Quand le Dieu Perruqué ses grands coursiers attelle,
Pour nous darder ses rets plus que l'or reluisans :
Je sens sourdre dans moy mille soupirs cuisans,
Poussez d'un soin rongerd qui tousjours me martelle.

Autant qu'il va haussant sa lumiere immortelle,
Autant mon mal s'avance & consomme mes ans :
Autant qu'il ayde à tout mes maux me sont nuisans,
Et comme il est sans fin, ma peine est eternelle.

S'il eslongne de nous son ardante douleur :
De plus en plus s'accroist mon ardante douleur :
Tellement que le temps se change & non ma peine.
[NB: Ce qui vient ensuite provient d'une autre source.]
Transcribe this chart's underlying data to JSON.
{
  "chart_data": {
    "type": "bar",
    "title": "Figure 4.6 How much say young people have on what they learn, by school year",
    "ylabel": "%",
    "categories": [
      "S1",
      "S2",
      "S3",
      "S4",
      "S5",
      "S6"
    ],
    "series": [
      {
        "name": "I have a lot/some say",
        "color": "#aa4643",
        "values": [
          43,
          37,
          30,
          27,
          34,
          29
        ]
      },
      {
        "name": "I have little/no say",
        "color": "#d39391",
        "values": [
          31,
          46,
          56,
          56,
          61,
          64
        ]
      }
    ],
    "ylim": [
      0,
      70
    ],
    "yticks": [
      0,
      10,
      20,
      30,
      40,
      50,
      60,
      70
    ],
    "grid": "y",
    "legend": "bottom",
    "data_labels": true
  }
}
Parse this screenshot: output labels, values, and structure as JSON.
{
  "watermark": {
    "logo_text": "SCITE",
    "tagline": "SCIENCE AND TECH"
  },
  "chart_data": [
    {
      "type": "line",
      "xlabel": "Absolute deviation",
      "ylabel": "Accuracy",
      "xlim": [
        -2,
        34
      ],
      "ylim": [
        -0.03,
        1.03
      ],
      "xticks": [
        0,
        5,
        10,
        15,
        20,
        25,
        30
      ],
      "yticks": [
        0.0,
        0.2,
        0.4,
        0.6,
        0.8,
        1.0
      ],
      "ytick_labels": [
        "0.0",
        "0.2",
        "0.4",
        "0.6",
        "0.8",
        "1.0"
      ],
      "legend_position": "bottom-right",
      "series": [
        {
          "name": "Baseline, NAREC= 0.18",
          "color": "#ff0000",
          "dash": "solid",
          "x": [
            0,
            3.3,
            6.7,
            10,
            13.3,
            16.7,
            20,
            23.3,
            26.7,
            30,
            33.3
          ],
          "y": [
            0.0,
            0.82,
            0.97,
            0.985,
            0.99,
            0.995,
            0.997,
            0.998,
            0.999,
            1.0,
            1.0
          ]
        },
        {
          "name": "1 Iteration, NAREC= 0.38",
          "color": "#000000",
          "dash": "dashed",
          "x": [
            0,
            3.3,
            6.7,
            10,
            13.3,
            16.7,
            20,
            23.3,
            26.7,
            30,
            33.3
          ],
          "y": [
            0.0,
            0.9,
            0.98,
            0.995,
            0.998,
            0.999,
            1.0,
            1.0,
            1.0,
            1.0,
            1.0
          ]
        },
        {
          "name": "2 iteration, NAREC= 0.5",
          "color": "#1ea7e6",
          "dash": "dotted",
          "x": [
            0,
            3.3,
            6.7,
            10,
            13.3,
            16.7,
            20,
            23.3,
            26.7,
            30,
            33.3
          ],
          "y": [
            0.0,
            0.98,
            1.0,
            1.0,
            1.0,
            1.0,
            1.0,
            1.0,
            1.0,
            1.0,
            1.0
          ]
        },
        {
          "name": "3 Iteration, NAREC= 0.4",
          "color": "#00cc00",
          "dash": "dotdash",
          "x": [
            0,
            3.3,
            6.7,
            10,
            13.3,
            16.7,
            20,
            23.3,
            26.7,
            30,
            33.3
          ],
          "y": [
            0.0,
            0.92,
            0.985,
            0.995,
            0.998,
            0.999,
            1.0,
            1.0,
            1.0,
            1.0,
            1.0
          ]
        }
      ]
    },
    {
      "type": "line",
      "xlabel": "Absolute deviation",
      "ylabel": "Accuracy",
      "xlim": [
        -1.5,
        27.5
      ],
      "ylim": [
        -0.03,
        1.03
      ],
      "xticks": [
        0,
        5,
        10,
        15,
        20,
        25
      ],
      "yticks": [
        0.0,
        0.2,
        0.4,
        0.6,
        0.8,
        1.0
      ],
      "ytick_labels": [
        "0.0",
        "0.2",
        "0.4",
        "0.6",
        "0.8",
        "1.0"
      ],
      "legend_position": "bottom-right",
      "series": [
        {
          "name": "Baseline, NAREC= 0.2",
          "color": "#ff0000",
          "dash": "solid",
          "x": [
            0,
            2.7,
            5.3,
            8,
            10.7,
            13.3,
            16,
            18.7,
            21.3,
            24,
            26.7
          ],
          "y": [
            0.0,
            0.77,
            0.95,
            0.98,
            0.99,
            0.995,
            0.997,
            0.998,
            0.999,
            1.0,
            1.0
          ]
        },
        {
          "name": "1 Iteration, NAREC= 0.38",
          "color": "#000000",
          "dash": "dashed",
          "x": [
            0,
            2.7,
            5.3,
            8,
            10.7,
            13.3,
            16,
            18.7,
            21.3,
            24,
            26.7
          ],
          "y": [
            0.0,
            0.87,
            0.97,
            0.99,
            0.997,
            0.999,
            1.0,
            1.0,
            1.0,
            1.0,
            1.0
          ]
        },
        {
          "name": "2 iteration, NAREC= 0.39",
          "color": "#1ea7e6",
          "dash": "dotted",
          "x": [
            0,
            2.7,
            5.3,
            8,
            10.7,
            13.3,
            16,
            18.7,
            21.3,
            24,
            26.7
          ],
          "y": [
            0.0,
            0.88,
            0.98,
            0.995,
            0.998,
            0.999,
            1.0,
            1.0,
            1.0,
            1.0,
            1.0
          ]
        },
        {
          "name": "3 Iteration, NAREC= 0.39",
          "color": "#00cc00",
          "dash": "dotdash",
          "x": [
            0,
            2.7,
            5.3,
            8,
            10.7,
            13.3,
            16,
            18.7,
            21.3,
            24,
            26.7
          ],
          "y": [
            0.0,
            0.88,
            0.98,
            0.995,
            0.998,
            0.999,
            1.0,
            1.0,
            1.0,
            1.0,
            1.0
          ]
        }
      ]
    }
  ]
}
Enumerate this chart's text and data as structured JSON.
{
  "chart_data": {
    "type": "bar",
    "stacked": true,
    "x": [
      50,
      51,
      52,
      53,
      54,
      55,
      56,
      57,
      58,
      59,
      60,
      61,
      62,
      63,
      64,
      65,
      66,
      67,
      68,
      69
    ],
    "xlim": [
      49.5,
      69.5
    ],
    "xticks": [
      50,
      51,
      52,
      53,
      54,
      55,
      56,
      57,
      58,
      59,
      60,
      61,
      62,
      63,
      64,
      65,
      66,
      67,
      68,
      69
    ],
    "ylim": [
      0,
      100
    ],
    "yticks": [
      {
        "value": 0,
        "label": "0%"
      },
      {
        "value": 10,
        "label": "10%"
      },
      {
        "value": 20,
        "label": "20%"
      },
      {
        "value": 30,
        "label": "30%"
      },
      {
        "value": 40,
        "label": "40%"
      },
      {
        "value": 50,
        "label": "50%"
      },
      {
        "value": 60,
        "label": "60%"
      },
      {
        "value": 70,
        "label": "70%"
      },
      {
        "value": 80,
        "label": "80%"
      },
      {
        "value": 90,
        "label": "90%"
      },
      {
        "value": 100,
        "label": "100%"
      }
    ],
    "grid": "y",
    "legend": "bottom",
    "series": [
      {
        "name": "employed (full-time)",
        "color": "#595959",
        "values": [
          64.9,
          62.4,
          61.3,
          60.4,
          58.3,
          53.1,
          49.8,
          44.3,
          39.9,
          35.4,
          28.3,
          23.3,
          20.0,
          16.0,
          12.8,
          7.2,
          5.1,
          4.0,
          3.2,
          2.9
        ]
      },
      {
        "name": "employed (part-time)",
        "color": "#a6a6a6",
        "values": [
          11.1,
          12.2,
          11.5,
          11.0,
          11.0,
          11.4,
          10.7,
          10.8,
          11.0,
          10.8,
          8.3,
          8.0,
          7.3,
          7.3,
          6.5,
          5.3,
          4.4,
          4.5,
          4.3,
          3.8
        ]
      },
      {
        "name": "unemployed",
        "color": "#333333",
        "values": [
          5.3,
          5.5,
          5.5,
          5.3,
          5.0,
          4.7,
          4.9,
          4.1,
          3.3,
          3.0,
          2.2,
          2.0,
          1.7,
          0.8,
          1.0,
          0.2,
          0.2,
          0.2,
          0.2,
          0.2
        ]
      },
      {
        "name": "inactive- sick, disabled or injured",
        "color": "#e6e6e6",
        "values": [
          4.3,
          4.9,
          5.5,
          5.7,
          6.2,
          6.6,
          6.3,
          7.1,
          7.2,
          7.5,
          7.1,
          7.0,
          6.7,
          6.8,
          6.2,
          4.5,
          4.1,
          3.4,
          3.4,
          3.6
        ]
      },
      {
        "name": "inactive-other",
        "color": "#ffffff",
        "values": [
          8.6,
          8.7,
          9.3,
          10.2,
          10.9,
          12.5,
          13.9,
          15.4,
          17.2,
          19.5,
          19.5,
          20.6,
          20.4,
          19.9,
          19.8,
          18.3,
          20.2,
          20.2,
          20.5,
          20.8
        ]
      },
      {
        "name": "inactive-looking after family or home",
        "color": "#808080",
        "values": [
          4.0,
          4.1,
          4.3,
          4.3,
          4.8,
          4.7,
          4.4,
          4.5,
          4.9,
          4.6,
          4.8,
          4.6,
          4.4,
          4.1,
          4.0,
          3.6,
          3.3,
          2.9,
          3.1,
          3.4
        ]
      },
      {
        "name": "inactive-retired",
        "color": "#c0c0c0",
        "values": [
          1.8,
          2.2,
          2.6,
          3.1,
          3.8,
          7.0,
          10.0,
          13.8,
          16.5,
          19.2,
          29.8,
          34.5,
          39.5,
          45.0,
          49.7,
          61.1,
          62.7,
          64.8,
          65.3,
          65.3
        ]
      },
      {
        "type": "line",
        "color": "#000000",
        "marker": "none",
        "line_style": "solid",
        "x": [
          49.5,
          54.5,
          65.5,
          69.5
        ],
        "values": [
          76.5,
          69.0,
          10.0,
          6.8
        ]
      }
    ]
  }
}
La nuict chasse le jour, le jour chasse la nuict,
Et Phœbus, & Phœbe chacun à son tour luit :
Bref tout est incertain, mais ma peine est certaine.


XXIX.


Nous sommes engendrez des almes deitez,
Nous avons Jupiter & le Ciel pour noz peres,
Nous avons la Nature & la Terre pour meres,
Mais deux astres regnoient à noz nativitez.

Des peres nous tirons noz immortalitez,
Des meres noz travaux & noz peines ameres,
Des astres noz destins & noz desseins contraires,
Qui causent d'un chacun les infœlicitez.

Si le sage mortel peut surmonter son astre,
Ne me pers te perdant par un mesme desastre :
Qui fuit l'amour d'un Dieu au Ciel n'est son tresor.

Les bien-heureux jumeaux par s'aimer toujours vivent,
Fais donc que nos destins & leurs sorts s'entresuivent :
Lors je seray Pollux & tu seras Castor.